$2.75
By James Street
DIAL PRESS
IN Oh, Promised Land, Mr. Street told the story of Sam Dabney, the pioneer, who found his promised land in Southern Mississippi and settled there in 1815. In this new book, Sam Dabney casts a long shadow; he was a portentous man even in his last illness, and after his death his spirit rules the community and the family he founded. Neither his “son,”Horab, nor any of his grandchildren knew that they were not of his begetting. Horab was actually the illegitimate child of Sam s sister, whom he adopted in infancy. When Keith Alexander, himself of unknown parentage but handsome and deadly, made love to Horab’s daughter, Morna, her family detested the thought of her marriage to a nameless man. This irony is maintained throughout, perhaps a tritle too persistently. The story begins in 1858 and ends in 1865. It is not a “Civil War novel,”but it tells the story of a small community of antislavery people in the deep South, who fought and died in defiance of the Confederacy.
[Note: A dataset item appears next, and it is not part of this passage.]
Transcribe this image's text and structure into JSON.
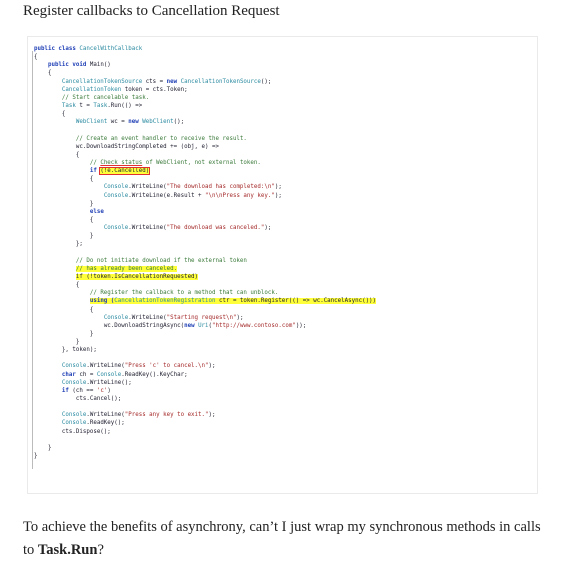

As an historical novelist, Mr. Street is a romantic. Occasionally he steps over into sheer fantasy. Again and again he refers to the Confederate force of horse, foot, and guns, twenty-five hundred strong, which destroyed the “Free State of Lebanon, as a “regiment.” And his description of the final battle is a military nightmare. Yet there is power in this uneven book. It holds one’s interest and sympathy. The blurb says of the author: “He plots his stories (usually in bed) before he writes a line. He knows where he’s going, then he starts dictating. This may be an excellent technique, but one cannot help feeling that a more laborious manual exercise might provide a firmer expression of his very real talent as a novelist. R. E. D.